Swansea is not your typical tourist hot-spot but with a location framed by hills and nestling in a sheltered bay you wonder why not. Add to that a sweeping waterfront leading on to Mumbles and the Gower Peninsula and it gets even better. We last visited Swansea years ago when Son was pre-school age. I remember a glorious morning on the beach at Mumbles and a couple of days exploring the breath-taking beaches, cliffs and scenery that is the Gower Peninsula. This time (unfortunately) due to time constraints we couldn’t repeat that fabulous experience. On the plus side though it did give us time to take in all Swansea had to offer.

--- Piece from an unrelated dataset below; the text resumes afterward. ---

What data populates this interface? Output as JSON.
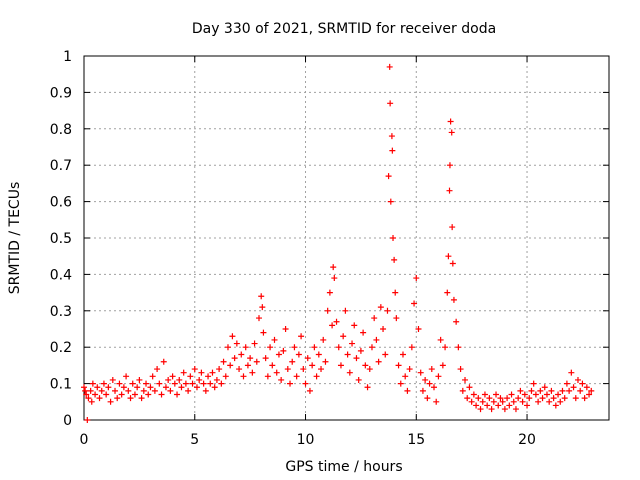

Last time we opted to stay in the Maritime Quarter, a great base then and our first choice now for exploring, what Dylan Thomas referred to as “this ugly, lovely town.”
A trawl through the last minute booking websites we unearthed a reasonable deal for the Marriott. The clincher was the description “convenient for the Maritime Quarter.” Great location but the whole place was somewhat stuck in a 1980’s time warp – from the exterior to the corridors to the room itself. Looking back though I fear I am being too picky maybe – our room was spotlessly clean and comfortable for sure, it just lacked the wow factor. In hindsight our posh pad in Cardiff the previous evening probably spoiled us.
We were allocated a disabled room on the ground floor. Nice enough but alarms and call buttons everywhere meant I was on heightened alert with Son who was drawn to all these like a magnet. Add to that a bathroom full of aides – masquerading as climbing apparatus to him and tension levels (mine) were high. We felt also a fraction uneasy about denying someone else these facilities who might need them. Husband enquired at reception about moving rooms, they were dismissive and none too interested so we stayed put.
The Maritime Quarter is great for strolling – not quite the buzz of Cardiff but quiet, peaceful and lovely. Loads of interesting boats to look at and views galore. A lot of empty shop units and a scarcity of eating/drinking establishments made me think someone must be missing a trick here. Such a lovely setting, surely people would flock here to eat.
After exploring the outer reaches of the marina and checking out some great fishing boats hunger was rearing its head. We struggled somewhat to find an (open) restaurant, eventually found one lone Spanish place – very nice – then refreshed and refuelled we had one last look at all those boats.